No matter how dedicated she was to women's suffrage, Monroe was adamantly against being used for other purposes. When it seemed that the movement had been turned over to the Democrats, she resigned from her position as Kansas chair. She resigned from the organization as well. She claimed that the organization was putting the agenda of the Democratic party first and Women's suffrage second.

Monroe wrote and spoke quite frequently. Published accounts demonstrate Monroe's works were popular for their content as well as their delivery. It is also demonstrated in her 1906 address, "Some Women Suffrage History", to a mixed audience at Pike's Pawnee Village in honor of their centennial celebrations. The Pawnee Village was an event established from the Good Government Club which involved Monroe and her friends one year prior.

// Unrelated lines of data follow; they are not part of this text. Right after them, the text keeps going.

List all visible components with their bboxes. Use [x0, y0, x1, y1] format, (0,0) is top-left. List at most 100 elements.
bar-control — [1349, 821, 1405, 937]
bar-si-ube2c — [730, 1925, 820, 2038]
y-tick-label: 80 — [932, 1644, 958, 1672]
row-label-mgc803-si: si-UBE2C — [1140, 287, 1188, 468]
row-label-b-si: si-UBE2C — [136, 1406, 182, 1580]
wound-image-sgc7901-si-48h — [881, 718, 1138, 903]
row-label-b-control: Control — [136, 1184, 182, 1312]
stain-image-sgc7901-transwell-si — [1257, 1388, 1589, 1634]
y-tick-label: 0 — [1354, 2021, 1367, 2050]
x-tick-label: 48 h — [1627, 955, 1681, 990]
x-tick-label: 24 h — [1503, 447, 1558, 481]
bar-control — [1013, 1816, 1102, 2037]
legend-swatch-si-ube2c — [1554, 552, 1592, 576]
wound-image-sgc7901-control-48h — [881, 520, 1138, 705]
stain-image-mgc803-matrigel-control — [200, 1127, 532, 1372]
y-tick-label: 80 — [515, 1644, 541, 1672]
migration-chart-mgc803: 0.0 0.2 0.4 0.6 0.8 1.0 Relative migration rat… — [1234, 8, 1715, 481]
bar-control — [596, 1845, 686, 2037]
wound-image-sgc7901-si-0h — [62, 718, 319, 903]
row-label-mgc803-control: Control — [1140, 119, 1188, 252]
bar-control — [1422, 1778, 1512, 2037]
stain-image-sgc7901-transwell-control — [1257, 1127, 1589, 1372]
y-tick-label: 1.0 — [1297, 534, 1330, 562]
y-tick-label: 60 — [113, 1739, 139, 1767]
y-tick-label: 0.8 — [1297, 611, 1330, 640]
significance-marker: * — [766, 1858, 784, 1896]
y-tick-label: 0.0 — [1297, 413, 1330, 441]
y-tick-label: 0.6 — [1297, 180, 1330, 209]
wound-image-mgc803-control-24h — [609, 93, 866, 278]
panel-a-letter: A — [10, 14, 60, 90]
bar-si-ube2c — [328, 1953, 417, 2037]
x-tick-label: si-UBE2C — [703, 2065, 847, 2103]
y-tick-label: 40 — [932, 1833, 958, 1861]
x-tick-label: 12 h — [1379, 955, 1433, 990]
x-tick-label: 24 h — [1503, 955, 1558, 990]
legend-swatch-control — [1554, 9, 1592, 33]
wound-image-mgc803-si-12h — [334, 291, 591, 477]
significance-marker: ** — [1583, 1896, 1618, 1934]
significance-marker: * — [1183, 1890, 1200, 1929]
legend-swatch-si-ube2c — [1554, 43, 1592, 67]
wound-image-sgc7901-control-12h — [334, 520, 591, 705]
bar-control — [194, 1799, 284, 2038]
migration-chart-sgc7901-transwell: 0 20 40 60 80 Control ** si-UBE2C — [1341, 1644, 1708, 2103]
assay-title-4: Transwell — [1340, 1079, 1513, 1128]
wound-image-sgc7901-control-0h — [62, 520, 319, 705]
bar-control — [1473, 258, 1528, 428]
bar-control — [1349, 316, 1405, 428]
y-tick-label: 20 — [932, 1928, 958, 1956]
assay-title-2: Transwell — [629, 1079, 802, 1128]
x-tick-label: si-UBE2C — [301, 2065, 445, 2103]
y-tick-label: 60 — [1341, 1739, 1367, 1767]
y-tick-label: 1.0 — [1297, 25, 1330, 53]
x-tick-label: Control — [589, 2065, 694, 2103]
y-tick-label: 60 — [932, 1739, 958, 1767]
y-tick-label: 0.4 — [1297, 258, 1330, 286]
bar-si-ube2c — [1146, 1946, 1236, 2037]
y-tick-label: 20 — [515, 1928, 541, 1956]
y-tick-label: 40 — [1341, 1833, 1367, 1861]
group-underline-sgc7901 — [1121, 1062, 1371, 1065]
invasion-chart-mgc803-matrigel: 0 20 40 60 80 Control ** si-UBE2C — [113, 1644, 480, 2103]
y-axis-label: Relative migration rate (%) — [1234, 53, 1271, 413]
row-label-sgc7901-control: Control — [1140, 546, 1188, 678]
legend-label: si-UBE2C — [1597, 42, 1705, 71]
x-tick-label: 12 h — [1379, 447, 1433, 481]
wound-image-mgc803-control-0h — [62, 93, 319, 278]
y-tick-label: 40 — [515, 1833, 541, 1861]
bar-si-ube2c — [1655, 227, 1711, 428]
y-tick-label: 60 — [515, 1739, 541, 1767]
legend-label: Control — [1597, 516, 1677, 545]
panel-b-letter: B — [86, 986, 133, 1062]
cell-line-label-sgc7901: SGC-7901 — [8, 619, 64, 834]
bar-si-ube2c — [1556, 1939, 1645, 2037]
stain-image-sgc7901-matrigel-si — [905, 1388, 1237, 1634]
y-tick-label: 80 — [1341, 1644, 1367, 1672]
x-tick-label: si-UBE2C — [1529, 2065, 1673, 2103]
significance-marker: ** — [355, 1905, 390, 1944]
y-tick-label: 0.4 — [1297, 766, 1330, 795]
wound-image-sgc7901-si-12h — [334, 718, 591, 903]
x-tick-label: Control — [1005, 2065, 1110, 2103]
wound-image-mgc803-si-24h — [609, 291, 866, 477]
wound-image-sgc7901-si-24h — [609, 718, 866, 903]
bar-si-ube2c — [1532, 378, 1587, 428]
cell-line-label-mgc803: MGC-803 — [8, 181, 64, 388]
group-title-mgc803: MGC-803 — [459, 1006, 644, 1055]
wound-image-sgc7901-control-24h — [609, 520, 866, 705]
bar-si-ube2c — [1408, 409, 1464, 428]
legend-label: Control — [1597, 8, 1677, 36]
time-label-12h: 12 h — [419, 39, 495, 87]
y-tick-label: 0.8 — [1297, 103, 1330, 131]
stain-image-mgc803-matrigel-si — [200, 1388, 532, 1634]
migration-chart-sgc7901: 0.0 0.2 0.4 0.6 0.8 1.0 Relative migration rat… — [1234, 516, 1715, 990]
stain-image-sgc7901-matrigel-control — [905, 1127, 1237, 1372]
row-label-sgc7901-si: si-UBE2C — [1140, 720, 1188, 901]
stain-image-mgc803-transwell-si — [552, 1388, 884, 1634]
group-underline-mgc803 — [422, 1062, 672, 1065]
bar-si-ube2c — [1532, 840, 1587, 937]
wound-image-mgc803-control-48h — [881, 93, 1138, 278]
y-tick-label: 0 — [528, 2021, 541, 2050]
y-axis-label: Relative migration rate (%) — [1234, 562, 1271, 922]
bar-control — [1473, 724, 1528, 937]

In 1919, Monroe was elected the first president of the Kansas Women Lawyers Association. The Association appropriated the same legislative programs as the Good Government Club. With Monroe heading the association, the association encouraged women to become lawyers, which would enable them to better further the interests of women and children. This plea for more women lawyers was cited in the women Lawyers' Journal. Monroe was also a member of the Kansas Equal Suffrage Association. This organization actively advocated for legislators to pass laws regarding women's rights. Monroe was the president of the organization for many years.

==Other ventures==

===Kansas Day Club===
An event known as the Kansas Day Club had existed for a long time of which purpose had been to celebrate Kansas statehood. In 1905, Monroe and her friends felt that a women's version of the event would be more gratifying than being passive observers of the men's club. Monroe was an officer in the new Women's Kansas Day Club. She also composed the club's articles. The purpose of the club was to gather and preserve Kansas history and encourage patriotism among the youth of the state. The club was an offshoot of the Good Government Club.

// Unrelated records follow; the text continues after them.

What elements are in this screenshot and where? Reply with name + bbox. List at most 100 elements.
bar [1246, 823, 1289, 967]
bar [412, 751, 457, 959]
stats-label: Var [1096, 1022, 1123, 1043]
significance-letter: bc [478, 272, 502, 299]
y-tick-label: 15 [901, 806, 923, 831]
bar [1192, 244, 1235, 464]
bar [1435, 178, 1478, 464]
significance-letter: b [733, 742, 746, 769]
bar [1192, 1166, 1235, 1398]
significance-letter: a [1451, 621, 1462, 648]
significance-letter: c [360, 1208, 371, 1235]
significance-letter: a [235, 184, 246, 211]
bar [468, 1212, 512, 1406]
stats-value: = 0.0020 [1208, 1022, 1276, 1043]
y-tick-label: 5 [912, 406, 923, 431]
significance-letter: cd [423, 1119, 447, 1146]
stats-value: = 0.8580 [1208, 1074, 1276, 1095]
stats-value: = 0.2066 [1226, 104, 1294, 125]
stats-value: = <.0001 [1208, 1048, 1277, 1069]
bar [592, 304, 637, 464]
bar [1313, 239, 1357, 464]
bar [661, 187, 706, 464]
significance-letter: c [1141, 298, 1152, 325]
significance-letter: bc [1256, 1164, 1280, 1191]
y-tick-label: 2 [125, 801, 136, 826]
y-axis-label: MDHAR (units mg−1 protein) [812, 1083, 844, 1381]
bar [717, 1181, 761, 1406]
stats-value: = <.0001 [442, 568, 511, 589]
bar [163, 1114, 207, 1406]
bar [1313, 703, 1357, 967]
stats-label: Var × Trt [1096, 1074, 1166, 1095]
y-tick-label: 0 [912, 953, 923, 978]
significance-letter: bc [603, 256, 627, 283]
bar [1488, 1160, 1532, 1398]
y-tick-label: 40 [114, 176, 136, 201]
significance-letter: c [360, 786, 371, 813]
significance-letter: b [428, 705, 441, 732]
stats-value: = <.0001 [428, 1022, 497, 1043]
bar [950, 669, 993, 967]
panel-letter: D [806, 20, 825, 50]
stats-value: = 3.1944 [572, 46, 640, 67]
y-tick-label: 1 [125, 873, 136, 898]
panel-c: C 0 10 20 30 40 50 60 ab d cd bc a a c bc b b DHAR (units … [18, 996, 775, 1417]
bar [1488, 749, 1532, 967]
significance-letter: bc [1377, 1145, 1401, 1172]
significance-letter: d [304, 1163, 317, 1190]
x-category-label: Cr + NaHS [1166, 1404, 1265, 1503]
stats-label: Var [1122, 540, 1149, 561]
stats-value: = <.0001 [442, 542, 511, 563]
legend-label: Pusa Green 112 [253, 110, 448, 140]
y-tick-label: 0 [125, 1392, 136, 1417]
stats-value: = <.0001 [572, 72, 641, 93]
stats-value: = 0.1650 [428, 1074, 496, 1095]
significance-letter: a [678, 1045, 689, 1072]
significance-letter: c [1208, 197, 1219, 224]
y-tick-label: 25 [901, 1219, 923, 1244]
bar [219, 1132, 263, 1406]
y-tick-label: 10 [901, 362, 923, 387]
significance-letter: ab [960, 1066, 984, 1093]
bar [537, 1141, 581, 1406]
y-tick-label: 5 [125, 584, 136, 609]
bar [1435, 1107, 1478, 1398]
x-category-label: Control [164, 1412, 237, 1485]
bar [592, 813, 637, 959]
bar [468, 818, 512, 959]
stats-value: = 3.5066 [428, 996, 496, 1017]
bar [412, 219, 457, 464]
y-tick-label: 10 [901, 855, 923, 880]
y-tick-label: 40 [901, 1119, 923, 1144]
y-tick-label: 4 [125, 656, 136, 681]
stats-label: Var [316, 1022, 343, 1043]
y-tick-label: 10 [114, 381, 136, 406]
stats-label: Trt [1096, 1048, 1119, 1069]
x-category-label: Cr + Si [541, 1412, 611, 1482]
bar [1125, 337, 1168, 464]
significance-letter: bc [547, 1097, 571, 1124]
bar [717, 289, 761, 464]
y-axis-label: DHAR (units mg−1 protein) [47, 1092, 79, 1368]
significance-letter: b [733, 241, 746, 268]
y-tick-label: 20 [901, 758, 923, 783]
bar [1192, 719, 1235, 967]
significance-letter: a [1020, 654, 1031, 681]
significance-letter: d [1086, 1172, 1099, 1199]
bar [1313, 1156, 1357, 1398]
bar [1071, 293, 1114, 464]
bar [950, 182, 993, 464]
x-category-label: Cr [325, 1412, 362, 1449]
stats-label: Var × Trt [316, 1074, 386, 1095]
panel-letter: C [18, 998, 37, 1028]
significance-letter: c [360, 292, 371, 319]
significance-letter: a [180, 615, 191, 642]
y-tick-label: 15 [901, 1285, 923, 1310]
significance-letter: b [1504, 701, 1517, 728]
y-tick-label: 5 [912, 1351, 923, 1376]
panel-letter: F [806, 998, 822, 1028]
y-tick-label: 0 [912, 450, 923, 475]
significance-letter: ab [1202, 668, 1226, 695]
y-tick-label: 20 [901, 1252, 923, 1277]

===Good Government Club===
Monroe spent many years as a lobbyist with the Good Government Club of Topeka. This led to a unanimous Kansas Senate vote to allow her free access to the Senate floor. Monroe appears to have the most material in the Hand Book of Laws. Laws discussed in this handbook are mostly from reprints from her articles published in The Women Lawyers' Journal. Monroe spent 27 years as the head of this club's lobbying efforts.

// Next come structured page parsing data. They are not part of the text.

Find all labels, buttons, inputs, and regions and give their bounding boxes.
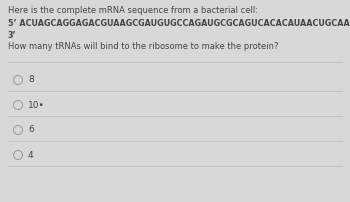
- Text: 4: 4: [28, 150, 34, 160]
- Text: How many tRNAs will bind to the ribosome to make the protein?: How many tRNAs will bind to the ribosome…: [8, 42, 279, 51]
- Text: Here is the complete mRNA sequence from a bacterial cell:: Here is the complete mRNA sequence from …: [8, 6, 258, 15]
- Text: 10•: 10•: [28, 101, 45, 109]
- Text: 6: 6: [28, 125, 34, 135]
- Text: 8: 8: [28, 76, 34, 84]
- Text: 5’ ACUAGCAGGAGACGUAAGCGAUGUGCCAGAUGCGCAGUCACACAUAACUGCAAG: 5’ ACUAGCAGGAGACGUAAGCGAUGUGCCAGAUGCGCAG…: [8, 19, 350, 28]
- Text: 3’: 3’: [8, 31, 17, 40]
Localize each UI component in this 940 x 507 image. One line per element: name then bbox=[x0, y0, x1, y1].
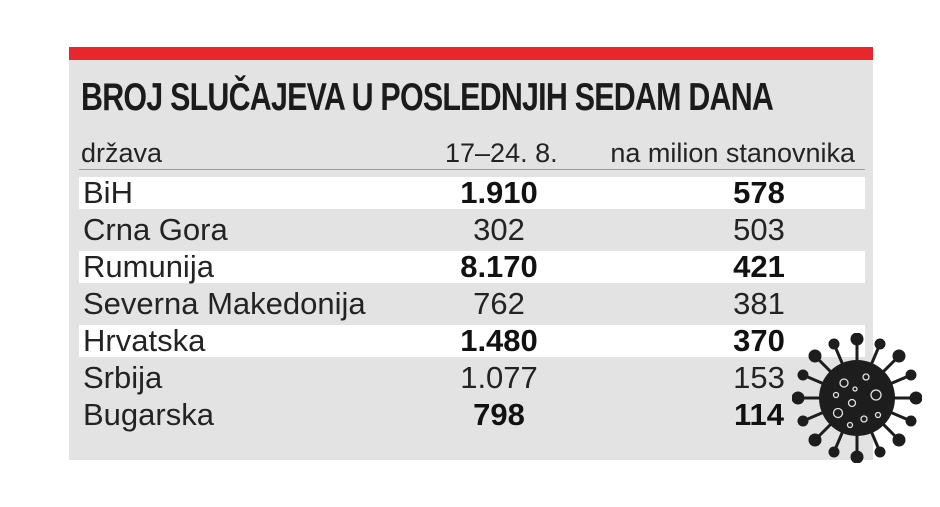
column-header-per-million: na milion stanovnika bbox=[610, 138, 855, 168]
country-cell: BiH bbox=[83, 175, 133, 210]
cases-cell: 1.480 bbox=[460, 323, 538, 358]
cases-cell: 8.170 bbox=[460, 249, 538, 284]
country-cell: Srbija bbox=[83, 360, 163, 395]
column-header-country: država bbox=[81, 138, 163, 168]
table-row: Rumunija 8.170 421 bbox=[79, 251, 865, 283]
table-row: Crna Gora 302 503 bbox=[79, 214, 865, 246]
per-million-cell: 381 bbox=[733, 286, 785, 321]
country-cell: Crna Gora bbox=[83, 212, 228, 247]
coronavirus-icon bbox=[792, 333, 922, 463]
per-million-cell: 114 bbox=[733, 397, 784, 432]
country-cell: Rumunija bbox=[83, 249, 214, 284]
table-row: Severna Makedonija 762 381 bbox=[79, 288, 865, 320]
header-divider bbox=[79, 169, 865, 170]
cases-cell: 798 bbox=[473, 397, 525, 432]
table-title: BROJ SLUČAJEVA U POSLEDNJIH SEDAM DANA bbox=[81, 76, 774, 119]
per-million-cell: 153 bbox=[733, 360, 785, 395]
country-cell: Hrvatska bbox=[83, 323, 206, 358]
per-million-cell: 370 bbox=[733, 323, 785, 358]
per-million-cell: 503 bbox=[733, 212, 785, 247]
country-cell: Bugarska bbox=[83, 397, 214, 432]
table-row: Hrvatska 1.480 370 bbox=[79, 325, 865, 357]
column-header-period: 17–24. 8. bbox=[445, 138, 558, 168]
per-million-cell: 578 bbox=[733, 175, 785, 210]
table-row: Srbija 1.077 153 bbox=[79, 362, 865, 394]
table-row: BiH 1.910 578 bbox=[79, 177, 865, 209]
cases-cell: 762 bbox=[473, 286, 525, 321]
table-row: Bugarska 798 114 bbox=[79, 399, 865, 431]
accent-bar bbox=[69, 47, 873, 60]
per-million-cell: 421 bbox=[733, 249, 785, 284]
country-cell: Severna Makedonija bbox=[83, 286, 366, 321]
cases-cell: 1.077 bbox=[460, 360, 538, 395]
table-panel: BROJ SLUČAJEVA U POSLEDNJIH SEDAM DANA d… bbox=[69, 47, 873, 460]
cases-cell: 302 bbox=[473, 212, 525, 247]
cases-cell: 1.910 bbox=[460, 175, 538, 210]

Other lobbying attempts included a minimum wage bill, child hygiene division in the State Board of Health, the property and inheritance laws, prenuptial contracts, divorce reform, "care and confinement degenerates, and the segregation of mental and moral delinquents", equal tax exemption to both sexes. Monroe experienced a great deal of success in lobbying for women's suffrage and other examples mentioned herein.

===Other clubs===
Monroe created and edited The Club Woman. She created and edited The Kansas Woman's Journal. She was a member of the Women's Press Association, the State Federation of Clubs, the Business and Professional Women's Club, and the National League of Pen Women.

==Pioneer women stories==
While Monroe was publishing her magazine, The Kansas Women's Journal, she started a journalism project to record the stories of pioneer women, which her daughter and great-granddaughter continued after she died. Monroe preserved more than 800 stories related by or about pioneer women. The stories reflect the adversity the women faced in settling the American frontier and their strength in overcoming these obstacles. The project is still in existence today, maintained as the Lilla Day Monroe Collection of Pioneer Women's Stories.

==Death and legacy==
Monroe died on March 2, 1929, in Topeka.

Monroe's daughter Lenore Monroe Stratton carried the project on by typing and indexing the stories. Monroe's great-granddaughter Joanna Stratton, who was a Harvard University professor, published Monroe's pioneer women stories as a complete volume in Simon and Schuster's Pioneer Women, Voices From the Kansas Frontier in 1982.

A painting by Phyllis Garibay-Coon depicting Monroe and other Kansas suffragists was unveiled at the Kansas Statehouse in January 2025. It is titled "Rebel Women" and is the first art installation by any woman artist to be in the Kansas Statehouse.

Washburn University established the Lilla Day Monroe Award to honor women.